Symmetry of equality:
Using "S K K x = x", we can infer "x = S K K x"
Transitivity of equality:
Using "I x = x" and "x = S K K x", we can infer "I x = S K K x"
Now we have paved the way for the crucial point:
Proposition "I x = S K K x" matches with the first premise of Extension rule of inference: (E x) = (F x), with instantiations [E := I, F := S K K]. Thus the conclusion must also hold, that is, "E = F" with the same instantiations ([E := I, F := S K K]), yielding proposition "I = S K K", quod erat demonstrandum.
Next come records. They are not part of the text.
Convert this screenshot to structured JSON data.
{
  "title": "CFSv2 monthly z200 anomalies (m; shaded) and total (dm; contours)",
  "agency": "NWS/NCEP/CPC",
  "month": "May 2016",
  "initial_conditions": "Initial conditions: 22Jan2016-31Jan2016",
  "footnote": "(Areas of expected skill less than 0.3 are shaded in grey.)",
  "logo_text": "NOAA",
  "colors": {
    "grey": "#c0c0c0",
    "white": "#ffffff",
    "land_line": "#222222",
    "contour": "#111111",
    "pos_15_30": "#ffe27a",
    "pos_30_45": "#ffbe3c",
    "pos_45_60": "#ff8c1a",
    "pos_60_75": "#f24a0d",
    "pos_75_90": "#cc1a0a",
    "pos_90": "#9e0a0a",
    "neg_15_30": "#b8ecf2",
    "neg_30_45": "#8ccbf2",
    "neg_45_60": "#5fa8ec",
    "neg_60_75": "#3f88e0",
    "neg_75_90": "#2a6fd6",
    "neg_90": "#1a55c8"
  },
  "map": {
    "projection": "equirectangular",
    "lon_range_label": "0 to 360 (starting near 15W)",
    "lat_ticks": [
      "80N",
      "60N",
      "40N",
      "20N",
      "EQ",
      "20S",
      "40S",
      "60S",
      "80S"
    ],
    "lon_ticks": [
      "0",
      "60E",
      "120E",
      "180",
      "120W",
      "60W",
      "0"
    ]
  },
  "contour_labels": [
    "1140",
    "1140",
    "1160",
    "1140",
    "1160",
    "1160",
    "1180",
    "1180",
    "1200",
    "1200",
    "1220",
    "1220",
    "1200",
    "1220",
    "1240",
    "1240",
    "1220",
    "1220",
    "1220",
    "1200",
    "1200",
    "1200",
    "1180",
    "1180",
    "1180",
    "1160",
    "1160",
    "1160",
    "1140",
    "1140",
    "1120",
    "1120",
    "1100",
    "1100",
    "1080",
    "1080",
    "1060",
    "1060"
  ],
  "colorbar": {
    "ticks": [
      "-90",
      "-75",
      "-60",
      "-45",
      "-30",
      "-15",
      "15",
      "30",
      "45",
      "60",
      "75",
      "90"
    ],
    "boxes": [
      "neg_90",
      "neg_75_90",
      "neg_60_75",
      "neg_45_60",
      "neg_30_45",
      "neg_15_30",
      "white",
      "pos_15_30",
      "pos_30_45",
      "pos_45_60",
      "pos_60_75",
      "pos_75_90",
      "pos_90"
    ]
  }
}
Csörnyei, Zoltán (2007): Lambda-kalkulus. A funkcionális programozás alapjai. Budapest: Typotex. ISBN-978-963-9664-46-3.
You don't need to define I as an axiom. Start with the following:
I.x = x
K.x y = x
S.x y z = x z (y z)
Since SKanything = anything, then SKanything is an identity function, just like I.
So, I = SKK and I = SKS. No need to define I as an axiom, you can define it as syntax sugar which aliases SKK.
The definitions of S and K are you only axioms.
The usual axioms are complete for beta equality, but do not give eta equality. Curry found a set of about thirty axioms to the usual ones to get completeness for beta-eta equality. They're listed in Hindley & Seldin's Introduction to combinators and lambda-calculus.
Roger Hindley, Curry's Last Problem, lists some additional desiderata we might want from mappings between the lambda calculus and notes that we don't have mappings that satisfy all of them. You likely won't care much about all of the criteria.